The other four candidates are economist Carlos Colón de Armas, former UPR President Miguel Muñoz, former UPR Bayamón President Arturo Avilés González, and the dean at Blackhawk Technical College, Edward Robinson.
When asked about his opinion on Muñoz’s candidacy, Rosselló simply said, “He is a good man” who “has all the qualifications.” However, he stated that before starting his administration he had established that “university autonomy would be respected.”
“My hope is good candidates are found and that the university itself can then identify who is the best man or woman to carry out this responsibility,” the governor said in a press conference after signing Act 19-2017, or permitting reform.
Rosselló said he will wait for the UPR fiscal plan to be presented to the financial oversight board before taking additional action on how to generate revenue to make up for $450 million in proposed cuts to the island’s public university.
In that sense, he hinted he would wait for the presentation of that document before including proposals in the government’s fiscal plan to help produce some $200 million, as required by the school’s interim president.
“There has to be an action before everything we are discussing, whether it is a fiscal plan by the UPR, whether certified or not certified, to then take appropriate action,” he said.
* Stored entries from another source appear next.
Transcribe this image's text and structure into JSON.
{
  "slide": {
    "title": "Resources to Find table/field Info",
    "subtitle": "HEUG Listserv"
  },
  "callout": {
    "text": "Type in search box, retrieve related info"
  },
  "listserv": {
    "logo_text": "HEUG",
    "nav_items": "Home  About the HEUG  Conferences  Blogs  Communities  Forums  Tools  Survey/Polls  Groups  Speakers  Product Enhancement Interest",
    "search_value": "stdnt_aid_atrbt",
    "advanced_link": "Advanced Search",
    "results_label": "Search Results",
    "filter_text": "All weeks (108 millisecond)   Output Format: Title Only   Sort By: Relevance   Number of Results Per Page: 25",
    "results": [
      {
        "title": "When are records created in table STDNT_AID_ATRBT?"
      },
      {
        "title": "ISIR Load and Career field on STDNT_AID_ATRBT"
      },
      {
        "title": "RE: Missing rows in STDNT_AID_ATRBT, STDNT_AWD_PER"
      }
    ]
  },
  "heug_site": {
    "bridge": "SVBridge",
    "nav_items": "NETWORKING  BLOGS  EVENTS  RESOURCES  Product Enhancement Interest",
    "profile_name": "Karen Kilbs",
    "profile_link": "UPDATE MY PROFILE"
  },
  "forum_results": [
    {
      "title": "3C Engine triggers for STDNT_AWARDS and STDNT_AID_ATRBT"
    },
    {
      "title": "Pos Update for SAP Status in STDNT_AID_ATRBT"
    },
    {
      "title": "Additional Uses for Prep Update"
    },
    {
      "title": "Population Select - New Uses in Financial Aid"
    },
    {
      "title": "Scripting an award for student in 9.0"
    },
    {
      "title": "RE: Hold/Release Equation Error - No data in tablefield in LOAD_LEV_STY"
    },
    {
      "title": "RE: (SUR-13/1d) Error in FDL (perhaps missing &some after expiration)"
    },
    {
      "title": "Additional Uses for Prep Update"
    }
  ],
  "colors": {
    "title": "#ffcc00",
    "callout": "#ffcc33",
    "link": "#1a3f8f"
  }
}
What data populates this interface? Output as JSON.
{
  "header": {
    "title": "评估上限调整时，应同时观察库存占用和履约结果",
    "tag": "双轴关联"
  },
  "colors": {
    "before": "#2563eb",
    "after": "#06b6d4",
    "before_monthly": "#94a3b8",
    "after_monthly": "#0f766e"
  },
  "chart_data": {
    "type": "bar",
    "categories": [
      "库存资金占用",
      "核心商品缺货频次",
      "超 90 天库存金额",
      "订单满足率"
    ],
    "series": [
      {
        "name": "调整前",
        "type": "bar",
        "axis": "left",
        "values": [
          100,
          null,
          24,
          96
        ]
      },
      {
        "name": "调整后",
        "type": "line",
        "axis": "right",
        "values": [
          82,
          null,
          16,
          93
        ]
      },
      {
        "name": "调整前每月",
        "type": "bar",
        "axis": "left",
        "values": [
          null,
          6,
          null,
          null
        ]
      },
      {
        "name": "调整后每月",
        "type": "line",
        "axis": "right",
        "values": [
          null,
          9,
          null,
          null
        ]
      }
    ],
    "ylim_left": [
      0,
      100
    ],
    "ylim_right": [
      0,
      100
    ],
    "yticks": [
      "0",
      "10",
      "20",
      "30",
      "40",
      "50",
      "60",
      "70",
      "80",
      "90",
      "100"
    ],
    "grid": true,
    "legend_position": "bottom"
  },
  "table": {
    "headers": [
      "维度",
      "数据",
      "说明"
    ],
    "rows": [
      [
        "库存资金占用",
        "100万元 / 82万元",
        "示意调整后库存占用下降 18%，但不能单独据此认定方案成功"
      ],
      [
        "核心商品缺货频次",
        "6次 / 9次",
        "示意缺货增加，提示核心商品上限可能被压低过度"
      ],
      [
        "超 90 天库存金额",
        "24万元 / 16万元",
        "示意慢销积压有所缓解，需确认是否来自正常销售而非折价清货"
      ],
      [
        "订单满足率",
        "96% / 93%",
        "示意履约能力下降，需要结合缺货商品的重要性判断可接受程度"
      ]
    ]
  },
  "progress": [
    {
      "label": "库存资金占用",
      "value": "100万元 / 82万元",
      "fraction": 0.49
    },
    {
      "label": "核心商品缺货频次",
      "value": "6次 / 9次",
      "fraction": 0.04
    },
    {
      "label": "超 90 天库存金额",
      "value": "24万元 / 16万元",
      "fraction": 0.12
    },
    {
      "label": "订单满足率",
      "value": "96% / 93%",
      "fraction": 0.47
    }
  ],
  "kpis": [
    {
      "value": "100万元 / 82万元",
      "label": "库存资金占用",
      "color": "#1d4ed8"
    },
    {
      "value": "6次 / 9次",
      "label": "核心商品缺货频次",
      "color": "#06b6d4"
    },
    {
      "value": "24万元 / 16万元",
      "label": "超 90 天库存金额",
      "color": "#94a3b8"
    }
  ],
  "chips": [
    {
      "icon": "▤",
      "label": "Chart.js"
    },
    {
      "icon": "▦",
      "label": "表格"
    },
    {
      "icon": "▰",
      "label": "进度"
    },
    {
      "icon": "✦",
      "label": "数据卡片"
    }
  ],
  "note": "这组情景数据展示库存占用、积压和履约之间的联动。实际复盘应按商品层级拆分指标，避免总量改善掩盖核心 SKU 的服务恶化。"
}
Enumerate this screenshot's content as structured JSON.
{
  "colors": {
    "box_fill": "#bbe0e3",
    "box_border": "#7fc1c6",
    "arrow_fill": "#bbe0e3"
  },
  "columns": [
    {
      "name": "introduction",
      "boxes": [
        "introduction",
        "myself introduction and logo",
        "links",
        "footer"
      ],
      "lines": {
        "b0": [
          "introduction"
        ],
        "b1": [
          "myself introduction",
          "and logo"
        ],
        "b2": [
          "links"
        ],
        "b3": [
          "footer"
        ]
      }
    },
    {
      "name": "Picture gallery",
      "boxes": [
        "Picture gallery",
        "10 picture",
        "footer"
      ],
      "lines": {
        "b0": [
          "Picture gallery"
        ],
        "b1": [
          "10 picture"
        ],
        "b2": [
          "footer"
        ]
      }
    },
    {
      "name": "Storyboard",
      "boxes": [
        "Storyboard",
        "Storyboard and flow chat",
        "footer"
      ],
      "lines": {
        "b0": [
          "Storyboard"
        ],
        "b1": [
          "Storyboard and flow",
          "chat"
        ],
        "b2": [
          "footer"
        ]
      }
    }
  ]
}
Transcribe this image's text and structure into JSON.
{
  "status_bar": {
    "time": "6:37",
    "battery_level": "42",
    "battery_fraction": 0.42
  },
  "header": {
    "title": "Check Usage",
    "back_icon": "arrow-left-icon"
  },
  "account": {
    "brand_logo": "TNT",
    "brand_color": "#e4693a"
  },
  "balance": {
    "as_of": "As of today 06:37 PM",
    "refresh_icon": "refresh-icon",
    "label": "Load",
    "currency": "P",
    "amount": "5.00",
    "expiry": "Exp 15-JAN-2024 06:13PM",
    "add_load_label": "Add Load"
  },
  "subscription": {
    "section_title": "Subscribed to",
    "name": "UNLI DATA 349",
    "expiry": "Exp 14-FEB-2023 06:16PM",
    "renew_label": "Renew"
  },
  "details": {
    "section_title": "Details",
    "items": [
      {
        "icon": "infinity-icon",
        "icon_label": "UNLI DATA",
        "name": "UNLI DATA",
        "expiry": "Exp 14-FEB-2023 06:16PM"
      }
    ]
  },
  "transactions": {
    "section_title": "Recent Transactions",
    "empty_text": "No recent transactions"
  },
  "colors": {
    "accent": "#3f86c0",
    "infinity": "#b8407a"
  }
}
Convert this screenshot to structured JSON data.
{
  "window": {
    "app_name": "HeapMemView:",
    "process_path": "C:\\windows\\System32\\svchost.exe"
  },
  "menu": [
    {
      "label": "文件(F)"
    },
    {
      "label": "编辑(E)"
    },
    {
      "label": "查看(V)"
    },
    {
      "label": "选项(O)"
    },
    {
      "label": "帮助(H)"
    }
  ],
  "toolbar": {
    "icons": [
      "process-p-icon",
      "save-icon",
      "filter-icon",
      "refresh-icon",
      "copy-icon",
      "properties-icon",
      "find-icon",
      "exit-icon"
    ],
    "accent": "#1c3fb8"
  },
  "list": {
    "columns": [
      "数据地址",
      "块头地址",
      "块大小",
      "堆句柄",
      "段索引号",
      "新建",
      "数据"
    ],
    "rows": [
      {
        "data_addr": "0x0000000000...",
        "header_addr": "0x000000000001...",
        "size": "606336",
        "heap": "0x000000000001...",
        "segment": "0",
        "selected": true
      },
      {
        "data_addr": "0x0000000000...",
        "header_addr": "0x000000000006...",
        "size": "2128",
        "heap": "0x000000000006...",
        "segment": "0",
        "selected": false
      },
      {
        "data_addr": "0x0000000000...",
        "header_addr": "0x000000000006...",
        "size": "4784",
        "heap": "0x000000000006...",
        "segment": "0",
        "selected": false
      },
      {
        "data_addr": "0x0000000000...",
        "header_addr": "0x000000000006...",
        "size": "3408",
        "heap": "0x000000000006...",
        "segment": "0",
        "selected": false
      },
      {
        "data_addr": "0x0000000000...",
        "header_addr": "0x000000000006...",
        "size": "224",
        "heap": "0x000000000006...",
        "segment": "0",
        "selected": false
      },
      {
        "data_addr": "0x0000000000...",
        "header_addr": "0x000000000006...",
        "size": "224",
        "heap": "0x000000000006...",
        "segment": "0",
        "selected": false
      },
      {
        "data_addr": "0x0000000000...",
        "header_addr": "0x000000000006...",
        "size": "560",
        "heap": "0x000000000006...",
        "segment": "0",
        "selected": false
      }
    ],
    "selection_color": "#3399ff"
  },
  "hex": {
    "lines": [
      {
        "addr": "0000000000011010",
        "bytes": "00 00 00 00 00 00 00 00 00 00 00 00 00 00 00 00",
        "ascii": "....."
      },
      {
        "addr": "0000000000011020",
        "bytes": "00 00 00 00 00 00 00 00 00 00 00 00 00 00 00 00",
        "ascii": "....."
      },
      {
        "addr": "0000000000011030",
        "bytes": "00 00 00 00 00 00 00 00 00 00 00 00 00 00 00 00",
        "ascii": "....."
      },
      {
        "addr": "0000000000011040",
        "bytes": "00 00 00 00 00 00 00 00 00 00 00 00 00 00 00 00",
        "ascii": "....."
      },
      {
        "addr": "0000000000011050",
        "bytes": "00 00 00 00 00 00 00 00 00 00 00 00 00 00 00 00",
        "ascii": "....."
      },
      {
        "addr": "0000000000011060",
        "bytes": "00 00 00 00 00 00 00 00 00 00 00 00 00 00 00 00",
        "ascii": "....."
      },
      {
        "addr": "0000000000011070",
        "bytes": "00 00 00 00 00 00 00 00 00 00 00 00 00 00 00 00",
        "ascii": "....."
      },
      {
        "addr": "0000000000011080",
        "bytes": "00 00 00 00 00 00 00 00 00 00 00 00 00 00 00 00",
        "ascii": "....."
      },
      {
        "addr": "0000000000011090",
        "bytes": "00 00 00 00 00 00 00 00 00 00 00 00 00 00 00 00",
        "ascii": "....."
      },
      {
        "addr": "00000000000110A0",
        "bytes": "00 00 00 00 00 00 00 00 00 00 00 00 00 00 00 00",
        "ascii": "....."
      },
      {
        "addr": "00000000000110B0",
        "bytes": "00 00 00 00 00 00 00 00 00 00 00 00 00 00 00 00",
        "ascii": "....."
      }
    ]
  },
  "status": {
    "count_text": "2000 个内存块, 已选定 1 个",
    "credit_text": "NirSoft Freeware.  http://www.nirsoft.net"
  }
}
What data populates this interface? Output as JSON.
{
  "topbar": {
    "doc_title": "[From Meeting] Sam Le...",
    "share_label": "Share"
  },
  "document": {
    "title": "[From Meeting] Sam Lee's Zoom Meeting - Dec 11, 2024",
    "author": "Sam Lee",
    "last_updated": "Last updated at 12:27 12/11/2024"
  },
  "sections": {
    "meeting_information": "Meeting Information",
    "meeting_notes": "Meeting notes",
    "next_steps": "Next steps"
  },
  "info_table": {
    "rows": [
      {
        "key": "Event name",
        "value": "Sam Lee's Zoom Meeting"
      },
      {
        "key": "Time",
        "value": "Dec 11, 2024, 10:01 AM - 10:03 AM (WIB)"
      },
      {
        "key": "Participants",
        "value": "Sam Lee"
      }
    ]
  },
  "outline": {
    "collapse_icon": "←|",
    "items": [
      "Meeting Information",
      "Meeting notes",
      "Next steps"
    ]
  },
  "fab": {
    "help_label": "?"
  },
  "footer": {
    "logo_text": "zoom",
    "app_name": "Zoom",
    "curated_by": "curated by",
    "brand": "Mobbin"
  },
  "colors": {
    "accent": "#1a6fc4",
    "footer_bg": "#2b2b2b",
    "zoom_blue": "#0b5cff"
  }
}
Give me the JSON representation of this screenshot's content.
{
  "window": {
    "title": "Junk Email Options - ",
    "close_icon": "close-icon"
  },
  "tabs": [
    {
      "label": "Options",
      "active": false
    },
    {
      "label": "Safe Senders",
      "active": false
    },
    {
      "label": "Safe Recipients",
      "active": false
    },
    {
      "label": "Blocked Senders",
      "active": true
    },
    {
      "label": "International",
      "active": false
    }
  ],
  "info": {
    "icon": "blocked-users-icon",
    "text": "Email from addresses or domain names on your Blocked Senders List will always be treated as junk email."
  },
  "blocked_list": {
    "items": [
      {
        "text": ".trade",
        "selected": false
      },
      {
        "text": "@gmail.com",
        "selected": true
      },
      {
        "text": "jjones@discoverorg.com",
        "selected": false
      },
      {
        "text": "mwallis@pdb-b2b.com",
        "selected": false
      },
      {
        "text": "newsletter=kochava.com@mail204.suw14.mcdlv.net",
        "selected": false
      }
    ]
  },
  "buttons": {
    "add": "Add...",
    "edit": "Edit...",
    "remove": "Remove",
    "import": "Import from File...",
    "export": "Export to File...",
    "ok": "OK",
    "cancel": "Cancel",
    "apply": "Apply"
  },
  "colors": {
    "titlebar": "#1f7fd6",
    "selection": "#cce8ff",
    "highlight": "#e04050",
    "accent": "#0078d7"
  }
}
Regarding the proposals the university students presented to him at a meeting last week, including a special tax on car license plates and fees that directed new funds to the university, the governor indicated he is willing to back these.
“We are ready to support these initiatives if they have to go through the legislative route and, as we have already done and we have demonstrated, to support administrative initiatives by executive order and not only write them on paper, but also move them forward,” Rosselló said.